By the time I attend my first AA meeting, I am already six months sober. Once I imagined I could handle all this alone. And now I’m not so sure I can’t.
I sit on my porch and write a poem about volleyballs with painted-on faces bobbing in blue tide. Once I imagined writing as an act against loneliness. But here, in this apartment, with its booze and its empty rooms, it starts to feel like something else. With each narrative pivot (the storm as metaphor for drinking, the storm as metaphor for sickness, the storm as plot device to instill fear), I’m acutely aware of the momentum I’m building, the tragedy I’m trying to earn.
*
For a little bit, I think I have it, but it’s the wrong kind of cough. I consider going to the doctor anyway just to let someone take my pulse, press cold metal into the crook of my elbow. For years I took in only what promised to harm me and yet here I am unharmed, here I am alive against my best efforts. I am beginning to regret every dangerous thing I never tried.
*
My therapist asks over video chat how I’m doing “in my recovery” during quarantine and I tell her I’ve been watching movies to pass the time. I don’t tell her about the American Honey—which is still there—or that I’ve started to dream about being encased in sticky amber up to my neck—which I have—or that I wake distraught at the free mobility of my limbs.

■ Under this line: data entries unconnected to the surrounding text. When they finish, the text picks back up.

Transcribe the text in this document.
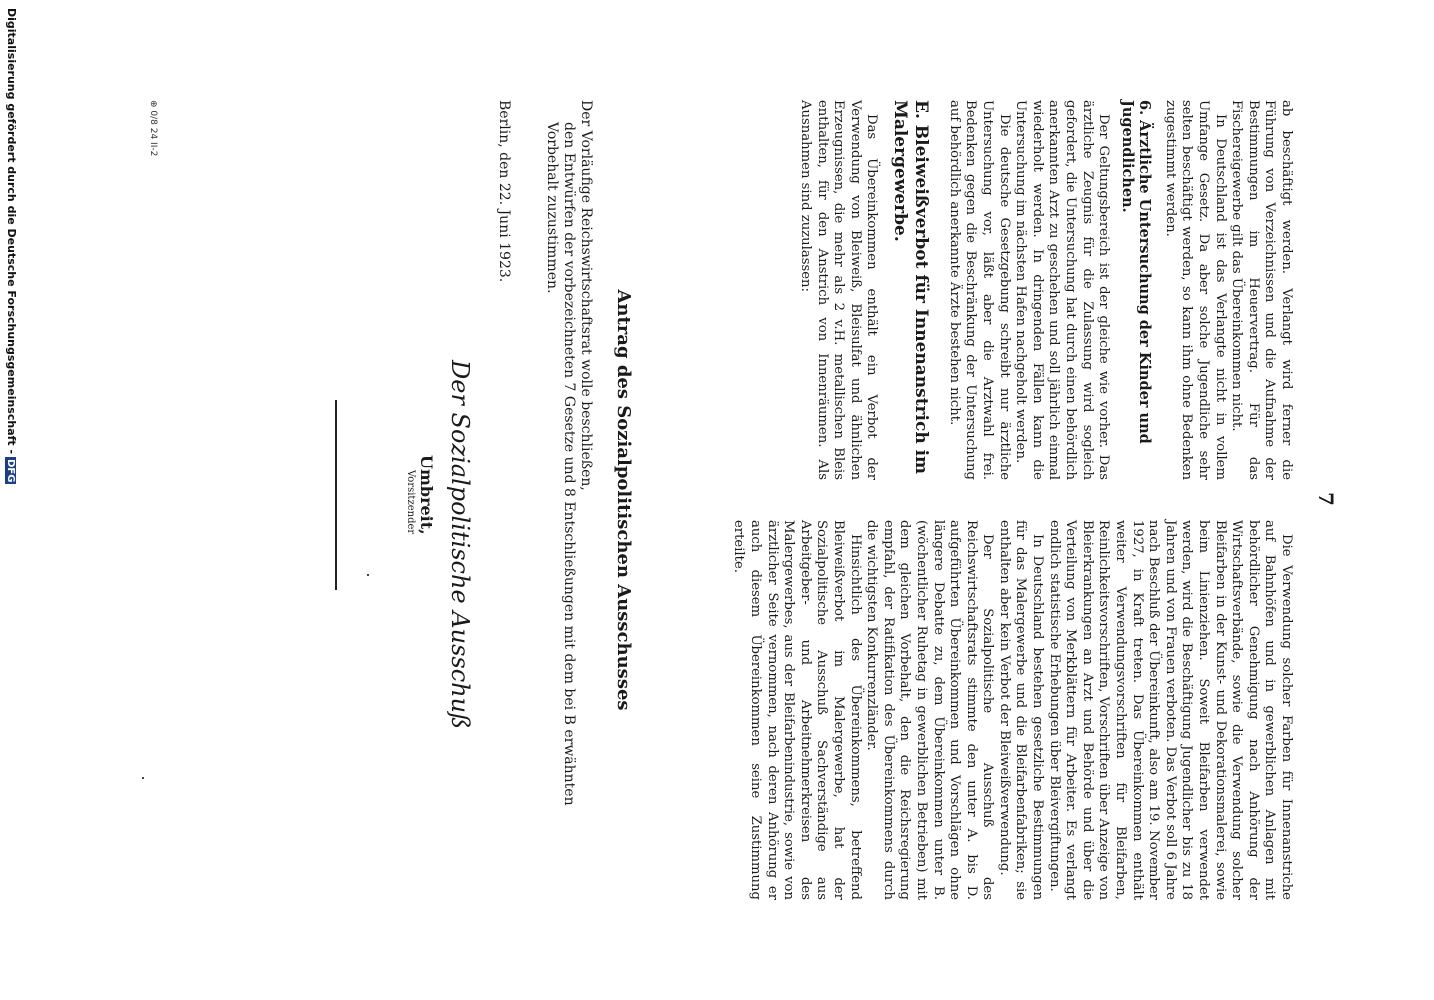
7

ab beschäftigt werden. Verlangt wird ferner die Führung von Verzeichnissen und die Aufnahme der Bestimmungen im Heuervertrag. Für das Fischereigewerbe gilt das Übereinkommen nicht.

In Deutschland ist das Verlangte nicht in vollem Umfange Gesetz. Da aber solche Jugendliche sehr selten beschäftigt werden, so kann ihm ohne Bedenken zugestimmt werden.

6. Ärztliche Untersuchung der Kinder und Jugendlichen.

Der Geltungsbereich ist der gleiche wie vorher. Das ärztliche Zeugnis für die Zulassung wird sogleich gefordert, die Untersuchung hat durch einen behördlich anerkannten Arzt zu geschehen und soll jährlich einmal wiederholt werden. In dringenden Fällen kann die Untersuchung im nächsten Hafen nachgeholt werden.

Die deutsche Gesetzgebung schreibt nur ärztliche Untersuchung vor, läßt aber die Arztwahl frei. Bedenken gegen die Beschränkung der Untersuchung auf behördlich anerkannte Ärzte bestehen nicht.

E. Bleiweißverbot für Innenanstrich im Malergewerbe.

Das Übereinkommen enthält ein Verbot der Verwendung von Bleiweiß, Bleisulfat und ähnlichen Erzeugnissen, die mehr als 2 v.H. metallischen Bleis enthalten, für den Anstrich von Innenräumen. Als Ausnahmen sind zuzulassen:

Die Verwendung solcher Farben für Innenanstriche auf Bahnhöfen und in gewerblichen Anlagen mit behördlicher Genehmigung nach Anhörung der Wirtschaftsverbände, sowie die Verwendung solcher Bleifarben in der Kunst- und Dekorationsmalerei, sowie beim Linienziehen. Soweit Bleifarben verwendet werden, wird die Beschäftigung Jugendlicher bis zu 18 Jahren und von Frauen verboten. Das Verbot soll 6 Jahre nach Beschluß der Übereinkunft, also am 19. November 1927, in Kraft treten. Das Übereinkommen enthält weiter Verwendungsvorschriften für Bleifarben, Reinlichkeitsvorschriften, Vorschriften über Anzeige von Bleierkrankungen an Arzt und Behörde und über die Verteilung von Merkblättern für Arbeiter. Es verlangt endlich statistische Erhebungen über Bleivergiftungen.

In Deutschland bestehen gesetzliche Bestimmungen für das Malergewerbe und die Bleifarbenfabriken; sie enthalten aber kein Verbot der Bleiweißverwendung.

Der Sozialpolitische Ausschuß des Reichswirtschaftsrats stimmte den unter A. bis D. aufgeführten Übereinkommen und Vorschlägen ohne längere Debatte zu, dem Übereinkommen unter B. (wöchentlicher Ruhetag in gewerblichen Betrieben) mit dem gleichen Vorbehalt, den die Reichsregierung empfahl, der Ratifikation des Übereinkommens durch die wichtigsten Konkurrenzländer.

Hinsichtlich des Übereinkommens, betreffend Bleiweißverbot im Malergewerbe, hat der Sozialpolitische Ausschuß Sachverständige aus Arbeitgeber- und Arbeitnehmerkreisen des Malergewerbes, aus der Bleifarbenindustrie, sowie von ärztlicher Seite vernommen, nach deren Anhörung er auch diesem Übereinkommen seine Zustimmung erteilte.

Antrag des Sozialpolitischen Ausschusses

Der Vorläufige Reichswirtschaftsrat wolle beschließen,

den Entwürfen der vorbezeichneten 7 Gesetze und 8 Entschließungen mit dem bei B erwähnten Vorbehalt zuzustimmen.

Berlin, den 22. Juni 1923.

Der Sozialpolitische Ausschuß
Umbreit,
Vorsitzender
⊕ 0/8 24 II-2
Digitalisierung gefördert durch die Deutsche Forschungsgemeinschaft -DFG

A friend calls. He was smart enough to pick up a few handles of Tito’s before the state stores closed; he asks if I want to come over to watch some classic horror movies. He’s going insane with boredom. I say I understand. He says please, we can sit six feet apart and he’ll let me pick the first movie and he’ll make us Moscow mules. I smile a shark’s smile as one by one, the lights go out inside me.
*
The world is in a lockdown and I’m trying to remember the foundational agreements of sobriety. I call my sometimes-sober friend and ask her to dinner. We sit in our cars, parked side by side, windows rolled up, and eat sandwiches, talking on the phone about how nothing we do feels consequential anymore.

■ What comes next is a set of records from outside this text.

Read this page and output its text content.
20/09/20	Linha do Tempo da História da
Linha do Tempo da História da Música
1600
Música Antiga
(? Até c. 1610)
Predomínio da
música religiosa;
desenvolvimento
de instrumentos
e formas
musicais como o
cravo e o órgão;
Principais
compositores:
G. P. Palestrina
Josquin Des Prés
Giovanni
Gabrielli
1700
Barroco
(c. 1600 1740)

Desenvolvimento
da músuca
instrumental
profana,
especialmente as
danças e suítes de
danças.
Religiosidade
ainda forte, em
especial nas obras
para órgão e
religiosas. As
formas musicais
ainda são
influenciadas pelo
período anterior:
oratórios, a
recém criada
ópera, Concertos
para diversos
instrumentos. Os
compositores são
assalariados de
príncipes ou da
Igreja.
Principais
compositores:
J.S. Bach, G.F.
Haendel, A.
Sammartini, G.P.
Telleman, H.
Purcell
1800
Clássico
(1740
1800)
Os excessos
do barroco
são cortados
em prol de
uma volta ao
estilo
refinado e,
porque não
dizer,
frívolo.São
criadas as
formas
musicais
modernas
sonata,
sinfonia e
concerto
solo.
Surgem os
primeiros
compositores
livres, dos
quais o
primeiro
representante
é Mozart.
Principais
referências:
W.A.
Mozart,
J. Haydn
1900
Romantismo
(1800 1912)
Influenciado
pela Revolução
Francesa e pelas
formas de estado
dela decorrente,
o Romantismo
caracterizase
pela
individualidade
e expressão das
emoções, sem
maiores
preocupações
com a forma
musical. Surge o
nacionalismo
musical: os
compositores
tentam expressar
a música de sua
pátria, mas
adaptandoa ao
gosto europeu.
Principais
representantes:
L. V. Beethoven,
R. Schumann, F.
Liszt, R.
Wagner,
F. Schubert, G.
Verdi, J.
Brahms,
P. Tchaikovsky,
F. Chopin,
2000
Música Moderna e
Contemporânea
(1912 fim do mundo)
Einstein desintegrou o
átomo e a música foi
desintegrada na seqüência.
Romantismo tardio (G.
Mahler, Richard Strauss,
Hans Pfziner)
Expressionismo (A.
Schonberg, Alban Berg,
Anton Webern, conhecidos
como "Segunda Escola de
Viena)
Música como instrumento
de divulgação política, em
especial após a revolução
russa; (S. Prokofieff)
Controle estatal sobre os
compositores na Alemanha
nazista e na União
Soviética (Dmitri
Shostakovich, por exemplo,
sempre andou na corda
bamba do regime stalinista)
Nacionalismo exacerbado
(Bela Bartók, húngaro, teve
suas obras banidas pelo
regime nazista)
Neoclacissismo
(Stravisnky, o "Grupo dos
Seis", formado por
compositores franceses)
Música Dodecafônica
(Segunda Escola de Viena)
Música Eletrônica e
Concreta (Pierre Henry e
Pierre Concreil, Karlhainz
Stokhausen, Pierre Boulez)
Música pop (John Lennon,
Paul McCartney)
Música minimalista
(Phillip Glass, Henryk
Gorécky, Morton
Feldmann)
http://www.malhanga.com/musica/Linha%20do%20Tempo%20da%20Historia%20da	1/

We watch It Takes Two on the Netflix app, both of us staring down at our phones, laughing as Mary-Kate, or maybe it’s Ashley, beats her fists against a baby grand piano. The sun goes down on the empty parking lot and every so often we look up, making sure the other one is still there.
Rebecca James was born and raised in the sweetest of towns: Hershey, Pennsylvania. She studied writing at Susquehanna University and the University of Iowa, and currently lives in Harrisburg. Her work has appeared in Plain China, Juked, PANK and The Journal.